I do imagine that the “rewind” method–specifically, the non-brute-force approach, as described above–is more complicated when dealing with full polygons, rather than line-segments. Still, perhaps it might work.

Well, I practiced some more time and don’t see how I can fit this (your algorithm, or any other) in the design of Panda3D collision system. It already has separation of concerns coded in separate objects, such as CollisionTraverser and CollisionHandler. CollisionTraverser traverses the graph, CollisionHandler reacts to collision entries.

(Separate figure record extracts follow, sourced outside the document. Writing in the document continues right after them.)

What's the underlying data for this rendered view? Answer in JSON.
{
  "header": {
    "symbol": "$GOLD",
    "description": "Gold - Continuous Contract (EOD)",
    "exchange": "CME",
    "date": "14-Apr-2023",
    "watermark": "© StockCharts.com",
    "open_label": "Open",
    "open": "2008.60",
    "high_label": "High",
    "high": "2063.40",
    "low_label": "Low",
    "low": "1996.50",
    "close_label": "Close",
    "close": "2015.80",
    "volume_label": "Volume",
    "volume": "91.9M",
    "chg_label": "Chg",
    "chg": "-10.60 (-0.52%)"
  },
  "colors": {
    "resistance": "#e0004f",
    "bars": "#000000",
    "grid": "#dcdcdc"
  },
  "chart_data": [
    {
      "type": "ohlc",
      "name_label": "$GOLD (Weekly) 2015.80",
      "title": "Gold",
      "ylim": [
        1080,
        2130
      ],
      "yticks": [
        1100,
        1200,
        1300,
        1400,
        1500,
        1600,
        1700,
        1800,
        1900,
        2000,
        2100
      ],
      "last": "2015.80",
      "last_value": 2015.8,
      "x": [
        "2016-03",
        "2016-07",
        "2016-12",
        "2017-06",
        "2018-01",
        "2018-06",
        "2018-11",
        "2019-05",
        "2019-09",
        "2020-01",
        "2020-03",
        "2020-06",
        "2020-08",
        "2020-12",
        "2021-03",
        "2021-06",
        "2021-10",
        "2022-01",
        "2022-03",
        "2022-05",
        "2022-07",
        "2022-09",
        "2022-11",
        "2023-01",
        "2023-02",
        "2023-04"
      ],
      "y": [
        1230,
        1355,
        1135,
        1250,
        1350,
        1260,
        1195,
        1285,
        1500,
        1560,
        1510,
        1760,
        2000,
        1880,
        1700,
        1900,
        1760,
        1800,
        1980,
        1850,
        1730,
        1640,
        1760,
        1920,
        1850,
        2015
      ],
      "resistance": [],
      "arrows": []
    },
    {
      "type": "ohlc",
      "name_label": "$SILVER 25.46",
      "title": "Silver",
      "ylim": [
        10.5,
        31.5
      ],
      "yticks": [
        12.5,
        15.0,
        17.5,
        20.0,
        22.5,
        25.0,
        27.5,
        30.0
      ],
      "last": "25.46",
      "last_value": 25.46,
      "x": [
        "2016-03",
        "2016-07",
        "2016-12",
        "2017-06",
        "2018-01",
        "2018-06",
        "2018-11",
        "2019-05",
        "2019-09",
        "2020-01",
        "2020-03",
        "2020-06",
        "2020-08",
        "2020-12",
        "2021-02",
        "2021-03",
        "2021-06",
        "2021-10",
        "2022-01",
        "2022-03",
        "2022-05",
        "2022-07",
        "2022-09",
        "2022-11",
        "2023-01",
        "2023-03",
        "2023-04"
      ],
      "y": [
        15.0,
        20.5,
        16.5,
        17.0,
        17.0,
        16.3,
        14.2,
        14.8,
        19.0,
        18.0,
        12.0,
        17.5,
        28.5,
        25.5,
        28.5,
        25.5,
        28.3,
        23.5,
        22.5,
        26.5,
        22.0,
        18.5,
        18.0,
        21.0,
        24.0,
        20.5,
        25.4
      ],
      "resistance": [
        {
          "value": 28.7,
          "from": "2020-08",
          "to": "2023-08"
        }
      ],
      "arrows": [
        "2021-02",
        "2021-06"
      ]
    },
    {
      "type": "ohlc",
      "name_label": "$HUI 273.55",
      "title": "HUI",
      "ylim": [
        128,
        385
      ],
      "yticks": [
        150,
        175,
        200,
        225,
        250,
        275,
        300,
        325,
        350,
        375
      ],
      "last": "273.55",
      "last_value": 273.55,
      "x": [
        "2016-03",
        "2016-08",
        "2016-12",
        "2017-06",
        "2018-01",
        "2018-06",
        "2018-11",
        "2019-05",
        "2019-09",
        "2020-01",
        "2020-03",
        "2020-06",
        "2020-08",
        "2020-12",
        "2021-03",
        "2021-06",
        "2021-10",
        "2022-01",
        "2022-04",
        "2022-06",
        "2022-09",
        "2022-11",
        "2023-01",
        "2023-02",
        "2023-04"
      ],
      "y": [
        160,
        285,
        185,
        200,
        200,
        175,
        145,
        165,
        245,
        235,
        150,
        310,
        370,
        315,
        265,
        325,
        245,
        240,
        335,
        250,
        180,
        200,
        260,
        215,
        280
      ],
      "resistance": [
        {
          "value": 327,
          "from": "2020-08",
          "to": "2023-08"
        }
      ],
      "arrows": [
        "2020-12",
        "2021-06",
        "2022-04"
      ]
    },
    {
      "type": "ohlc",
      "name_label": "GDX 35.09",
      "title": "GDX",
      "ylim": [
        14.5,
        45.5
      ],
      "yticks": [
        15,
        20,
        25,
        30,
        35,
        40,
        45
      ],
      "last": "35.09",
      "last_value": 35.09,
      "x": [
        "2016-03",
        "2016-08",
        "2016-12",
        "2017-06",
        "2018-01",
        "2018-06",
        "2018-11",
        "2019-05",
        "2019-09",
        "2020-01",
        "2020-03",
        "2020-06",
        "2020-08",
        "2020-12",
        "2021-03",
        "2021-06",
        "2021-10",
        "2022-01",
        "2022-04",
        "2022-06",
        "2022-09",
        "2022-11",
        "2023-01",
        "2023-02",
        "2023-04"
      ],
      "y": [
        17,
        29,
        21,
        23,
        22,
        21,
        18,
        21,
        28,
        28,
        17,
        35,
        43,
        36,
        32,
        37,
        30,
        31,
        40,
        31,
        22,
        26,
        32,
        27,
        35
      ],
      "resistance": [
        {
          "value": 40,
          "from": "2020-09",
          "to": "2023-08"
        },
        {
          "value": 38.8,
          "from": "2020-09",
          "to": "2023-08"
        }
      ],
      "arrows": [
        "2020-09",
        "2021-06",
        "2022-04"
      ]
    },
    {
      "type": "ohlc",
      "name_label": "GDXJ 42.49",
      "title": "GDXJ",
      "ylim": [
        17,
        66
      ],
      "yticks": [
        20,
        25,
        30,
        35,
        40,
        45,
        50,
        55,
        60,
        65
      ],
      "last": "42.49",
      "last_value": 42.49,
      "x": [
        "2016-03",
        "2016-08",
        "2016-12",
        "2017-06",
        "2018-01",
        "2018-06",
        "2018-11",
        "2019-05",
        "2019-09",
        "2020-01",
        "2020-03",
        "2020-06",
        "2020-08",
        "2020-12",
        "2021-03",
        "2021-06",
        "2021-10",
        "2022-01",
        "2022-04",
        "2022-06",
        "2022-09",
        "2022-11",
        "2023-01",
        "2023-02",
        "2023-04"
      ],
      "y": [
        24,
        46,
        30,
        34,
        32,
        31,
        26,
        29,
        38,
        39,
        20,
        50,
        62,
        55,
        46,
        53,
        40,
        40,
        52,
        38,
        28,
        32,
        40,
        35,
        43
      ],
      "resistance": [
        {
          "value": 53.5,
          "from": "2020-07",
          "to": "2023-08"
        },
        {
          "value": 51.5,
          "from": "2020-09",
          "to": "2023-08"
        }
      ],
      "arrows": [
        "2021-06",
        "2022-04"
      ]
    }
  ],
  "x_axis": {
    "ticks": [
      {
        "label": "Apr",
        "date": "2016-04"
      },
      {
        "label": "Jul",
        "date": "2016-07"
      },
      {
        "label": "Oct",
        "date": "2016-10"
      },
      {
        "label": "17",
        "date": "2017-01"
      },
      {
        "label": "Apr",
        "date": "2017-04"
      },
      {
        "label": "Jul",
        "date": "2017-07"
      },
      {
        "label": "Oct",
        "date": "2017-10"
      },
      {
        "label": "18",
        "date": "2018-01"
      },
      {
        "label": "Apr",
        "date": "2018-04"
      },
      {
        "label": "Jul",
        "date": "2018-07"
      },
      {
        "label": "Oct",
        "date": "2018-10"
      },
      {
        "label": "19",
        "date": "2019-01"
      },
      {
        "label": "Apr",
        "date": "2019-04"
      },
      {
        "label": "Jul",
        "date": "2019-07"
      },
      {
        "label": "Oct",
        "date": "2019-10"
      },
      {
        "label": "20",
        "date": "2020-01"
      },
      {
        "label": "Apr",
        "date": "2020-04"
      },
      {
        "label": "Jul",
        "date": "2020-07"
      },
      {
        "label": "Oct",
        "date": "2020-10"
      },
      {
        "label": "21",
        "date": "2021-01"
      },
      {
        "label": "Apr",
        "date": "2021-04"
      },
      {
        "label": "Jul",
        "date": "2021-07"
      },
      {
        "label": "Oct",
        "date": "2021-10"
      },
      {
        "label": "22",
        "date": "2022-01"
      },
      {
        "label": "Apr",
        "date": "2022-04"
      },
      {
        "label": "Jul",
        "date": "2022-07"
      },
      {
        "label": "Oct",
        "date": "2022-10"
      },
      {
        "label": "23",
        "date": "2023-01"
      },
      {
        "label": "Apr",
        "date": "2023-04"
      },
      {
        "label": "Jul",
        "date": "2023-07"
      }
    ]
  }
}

To follow this pattern in order to implement recursive collision resolution of multiple points, I need to design something like RecursiveCollisionTraverserThatIsAlsoAHandlerWithVelocities class. If I spend time reinventing the wheel, I want at least it to be usable by others and something that I can contribute (for myself I indeed can use Bullet).

If somebody interested, I wanted to implement a more universal simple collision handler, something like a CharacterController component in Unity. The requirements were:

  • Stay on the floor and slide along walls
  • Apply pseudo gravity
  • Walk on slopes (don’t slide down slopes)
  • Smoothly slide up stairs
  • No jitter
  • Collidable with level geometry from the .egg file

I managed to put up something that works, but only for a limited case: a sphere collider not larger than a size of a wall on z axis. E.g. with a capsule collider that has considerable height it will fail.

Sphere collider: (almost perfect, probably needs some tuning)
Capsule collider: (completely unusable)

It seems impossible for me to create a general character collision handler without changing the underlying collision system.